Reputation: 3310
I am trying to call a function from another function. I get an error:
Fatal error: Call to undefined function getInitialInformation()
in controller.php on line 24
controller.php file:
require_once("model/model.php");
function intake() {
$info = getInitialInformation($id); //line 24
}
model/model.php
function getInitialInformation($id) {
return $GLOBALS['em']->find('InitialInformation', $id);
}
Things already tried:
I am not able to figure this out. Am I missing something here?
Upvotes: 41
Views: 321204
Reputation: 79
Disclaimer: Am not an expert on PHP.
I had a similar issues while upgrading PHP version for apache2, tried all the suggested solutions but didn't help. Finally found that the php-fpm version enabled (had to do something like -sudo a2enmod php7.4
) and the one present in /etc/apache2 php.ini PHP version were different. Once these were synchronized, the error went away.
Upvotes: 0
Reputation: 11
Presently I am working on web services where my function is defined and it was throwing an error undefined function.I just added this in autoload.php in codeigniter
$autoload['helper'] = array('common','security','url');
common
is the name of my controller.
Upvotes: 0
Reputation: 10945
This is obviously not the case in this Q, but since I got here following the same error message I though I would add what was wrong with my code and maybe it will help some one else:
I was porting code from JS to PHP and ended up having a class with some public method. The code that was calling the class (being code that originated from JS) looked something like:
$myObject.method(...)
this is wrong because in PHP it should look like this:
$myObject->method(...)
and it also resulted with "PHP Call to undefined function".
change to use ->
and the problem was solved.
Upvotes: 1
Reputation: 11
I happened that problem on a virtual server, when everything worked correctly on other hosting.
After several modifications I realized that I include
or require_one
works on all calls except in a file.
The problem of this file was the code < ?php ? >
At the beginning and end of the text.
It was a script that was only < ?
, and in that version of apache that was running did not work
Upvotes: 1
Reputation: 91
Many times the problem comes because php
does not support short open tags in php.ini
file, i.e:
<?
phpinfo();
?>
You must use:
<?php
phpinfo();
?>
Upvotes: 8
Reputation: 3310
This was a developer mistake - a misplaced ending brace, which made the above function a nested function.

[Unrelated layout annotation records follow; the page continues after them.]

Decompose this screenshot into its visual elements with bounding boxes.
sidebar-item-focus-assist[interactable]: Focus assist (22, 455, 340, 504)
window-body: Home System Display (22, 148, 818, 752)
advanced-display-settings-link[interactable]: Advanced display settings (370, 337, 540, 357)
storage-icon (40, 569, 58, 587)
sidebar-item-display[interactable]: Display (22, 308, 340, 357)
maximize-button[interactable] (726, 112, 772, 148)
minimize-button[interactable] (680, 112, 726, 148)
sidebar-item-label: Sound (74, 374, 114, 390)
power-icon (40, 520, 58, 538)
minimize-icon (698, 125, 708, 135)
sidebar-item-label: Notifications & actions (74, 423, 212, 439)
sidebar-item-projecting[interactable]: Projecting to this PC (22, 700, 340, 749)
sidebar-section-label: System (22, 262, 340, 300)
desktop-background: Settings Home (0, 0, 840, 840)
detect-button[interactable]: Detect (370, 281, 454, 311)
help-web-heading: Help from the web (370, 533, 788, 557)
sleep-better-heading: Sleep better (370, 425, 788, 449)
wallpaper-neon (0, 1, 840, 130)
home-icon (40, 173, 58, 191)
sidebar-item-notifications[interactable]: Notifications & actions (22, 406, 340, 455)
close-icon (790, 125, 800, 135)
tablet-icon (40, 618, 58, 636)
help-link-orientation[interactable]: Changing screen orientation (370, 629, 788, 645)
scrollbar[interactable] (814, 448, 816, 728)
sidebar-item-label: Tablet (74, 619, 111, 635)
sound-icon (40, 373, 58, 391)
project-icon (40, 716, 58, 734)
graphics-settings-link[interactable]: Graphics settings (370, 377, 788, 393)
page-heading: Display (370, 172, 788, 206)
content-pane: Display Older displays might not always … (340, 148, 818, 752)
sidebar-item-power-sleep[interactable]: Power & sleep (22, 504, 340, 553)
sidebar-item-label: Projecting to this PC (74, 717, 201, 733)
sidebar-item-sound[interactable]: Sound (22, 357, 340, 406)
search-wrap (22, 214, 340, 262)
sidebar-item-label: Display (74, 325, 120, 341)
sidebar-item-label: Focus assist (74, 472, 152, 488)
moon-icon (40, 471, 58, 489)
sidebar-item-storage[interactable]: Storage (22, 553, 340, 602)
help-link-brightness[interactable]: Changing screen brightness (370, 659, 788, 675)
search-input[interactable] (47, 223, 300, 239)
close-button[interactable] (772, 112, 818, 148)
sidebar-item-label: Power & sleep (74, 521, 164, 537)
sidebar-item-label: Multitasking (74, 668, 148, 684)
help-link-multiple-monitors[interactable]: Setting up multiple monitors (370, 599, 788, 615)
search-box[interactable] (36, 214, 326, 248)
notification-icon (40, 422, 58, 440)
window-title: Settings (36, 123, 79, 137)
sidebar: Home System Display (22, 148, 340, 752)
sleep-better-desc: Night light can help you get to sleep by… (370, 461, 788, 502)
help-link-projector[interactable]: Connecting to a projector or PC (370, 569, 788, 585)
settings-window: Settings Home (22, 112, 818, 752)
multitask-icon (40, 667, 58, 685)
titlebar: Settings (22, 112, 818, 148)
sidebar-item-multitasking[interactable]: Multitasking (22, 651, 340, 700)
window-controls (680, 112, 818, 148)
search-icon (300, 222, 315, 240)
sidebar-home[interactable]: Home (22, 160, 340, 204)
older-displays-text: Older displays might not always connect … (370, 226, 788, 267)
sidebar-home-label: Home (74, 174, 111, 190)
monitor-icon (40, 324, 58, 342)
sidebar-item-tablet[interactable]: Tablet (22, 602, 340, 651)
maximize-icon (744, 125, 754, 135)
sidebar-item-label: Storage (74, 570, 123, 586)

I see a lot of questions related to the undefined function error in SO. Let me note down this as an answer, in case someone else have the same issue with function scope.
Things I tried to troubleshoot first:
It was difficult to trace the braces, since the functions were very long - problem with legacy systems. Further steps to troubleshoot were this:
Identified this as some scope issue.
Used the Netbeans collapse (code fold) feature to check the function just above this one. So, the 1000 lines function above just collapsed along with this one, making this a nested function.
Once the problem identified, cut-pasted the function to the end of file, which solved the issue.
Upvotes: 30
Reputation: 154103
Put this code in a file called p.php
:
<?php
class yoyo{
function salt(){
}
function pepper(){
salt();
}
}
$y = new yoyo();
$y->pepper();
?>
Run it like this:
php p.php
We get error:
PHP Fatal error: Call to undefined function salt() in
/home/el/foo/p.php on line 6
Solution: use $this->salt();
instead of salt();
So do it like this instead:
<?php
class yoyo{
function salt(){
}
function pepper(){
$this->salt();
}
}
$y = new yoyo();
$y->pepper();
?>
If someone could post a link to why $this has to be used before PHP functions within classes, yeah, that would be great.
Upvotes: 92
Reputation: 12815
Your function is probably in a different namespace than the one you're calling it from.